Is -x^2 positive or negative?

So, is -x2 a positive, negative, or undefined quantity for real-valued x?  Ask any physicist or mathematician and they will say that it is a negative number for real valued x making things like: exp(-x2) between 0 and 1.  That is why it came as a BIG surprise to me that computer scientists don’t think that, and a program like Excel will interpret:

=-5^2

as positive 25!  After taking quite a while debugging a student problem calculating the normal distribution in Excel, it got me on a quest (and an argument with a colleague) to figure out who else thought this way.  I checked Matlab, Mathematica, Python, and Google as well as a calculator on the computer.  All interpreted -5^2 (properly) as -25.  To do otherwise, I believe, is perverse for any application that is doing mathematical applications.  I was directed to this page, which outlines many languages.  Pretty much just Excel, COBOL, Chipmunk BASIC and a few small scripting languages take the “unary minus” approach, which makes “unary minus” have precedence over exponentiation.

I am not sure why anyone would consider this a good idea, for working with actual math equations.  Of course one could add parentheses, but which is clearer:

y=exp(-x^2)

or

y=exp(-(x^2))

The second is obviously not ambiguous, but less clear.  Anyway, that is the entire reason why we have order of operations, so we don’t have to do:

5+(3*4)-(2*3)+(2*(3^3))

So, Excel, come into at least the 20th century and figure out that exponentiation trumps “minus”, whatever you want to call it.

I am a professor of Science and Technology at Bryant University in Smithfield, RI, and a research professor in the Institute for Brain and Neural Systems, Brown University. My research is in computational neuroscience and statistics. I teach physics, meteorology, astonomy, theoretical neuroscience, systems dynamics, artificial intelligence and robotics. My book, "Theory of Cortical Plasticity" (World Scientific, 2004), details a theory of learning and memory in the cortex, and presents the consequences and predictions of the theory. I am an avid python enthusiast, and a Bayesian (a la E. T. Jaynes), and love music.
This entry was posted in Uncategorized. Bookmark the permalink.

4 Responses to Is -x^2 positive or negative?

1. scottk says:

I have to disagree with your generalization that computer scientists say +25. I imagine most of my colleagues would agree that it is -25 🙂

2. bblais says:

I love generalizations! Actually, you should ask them. You might be as surprised as I was. I do realize that not all computer scientists have this perspective, but it seems that *only* computer scientists have this perspective which is what I was really trying to say.

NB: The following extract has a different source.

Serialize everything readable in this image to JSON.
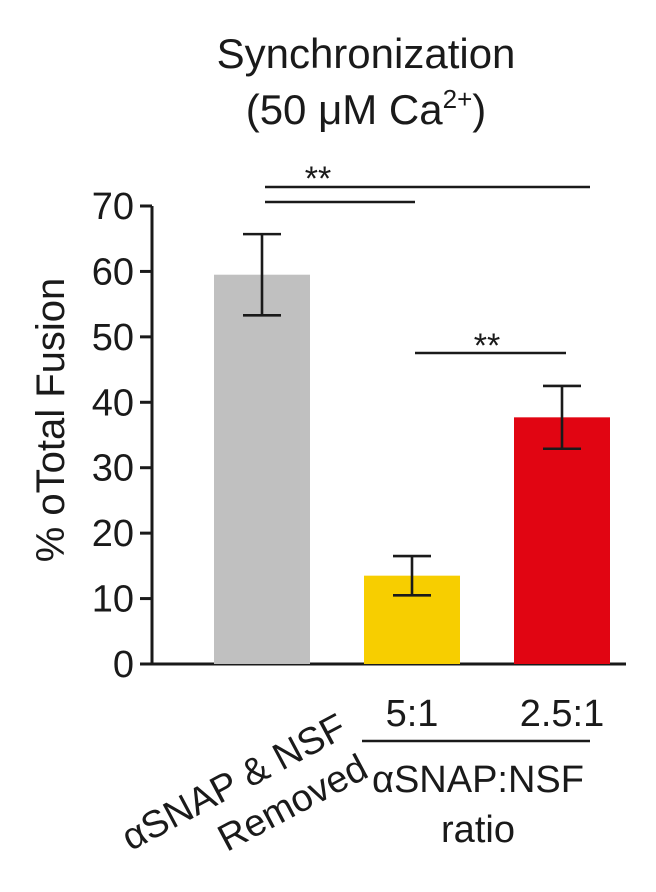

My CS colleague claimed that mathematicians would agree with her, but a quick test showed that to be incorrect.

I of course only have anecdotal information on all of these claims, not having done a systematic study.

3. I must say, I am just loving your blog!!

I am a “computer scientist” (or at least a “software engineer”), and yeah, I would say that -5 squared is +25. After all, -2 * -3 would be +6, right? So isn’t it true that -5 * -5 = +25? That would seem obvious to me. My Windows calculator agrees, but I suppose it was written by a computer scientist.

I think I understand the confusion though. It’s in the operator precedence. Does -5^2 mean (-5)^2 or -(5^2)? In computer programming, if you have a value sitting in memory, like -5, and you pass that value to a function that multiplies the value by itself, you are fixing the operator precedence by design. In most computer languages (all that I know of) there is no operator for “to the power of”. One cannot write the statement “x = -5^2”, so that mere operator precendence comes into play. One must write either “x = sqr(-5)” or “x = -sqr(5)”.

4. brianblais says:

“I must say, I am just loving your blog!!” thanks!

“I think I understand the confusion though. It’s in the operator precedence. “.

Yes, that is it. In computer science that have an operator called “unary minus” which takes precedence over all other things (including exponentiation). Mathematics doesn’t have this. I think the problem then becomes one of implementation, and nearly the only implementation that keeps using unary minus is in spreadsheets. Not sure what the history of it is.

Although C and Pascal have to exponentiation, Fortran does (**). So does Python, Matlab, R, and Mathematica – and all agree that -5**2 = -25 (or -5^2=-25).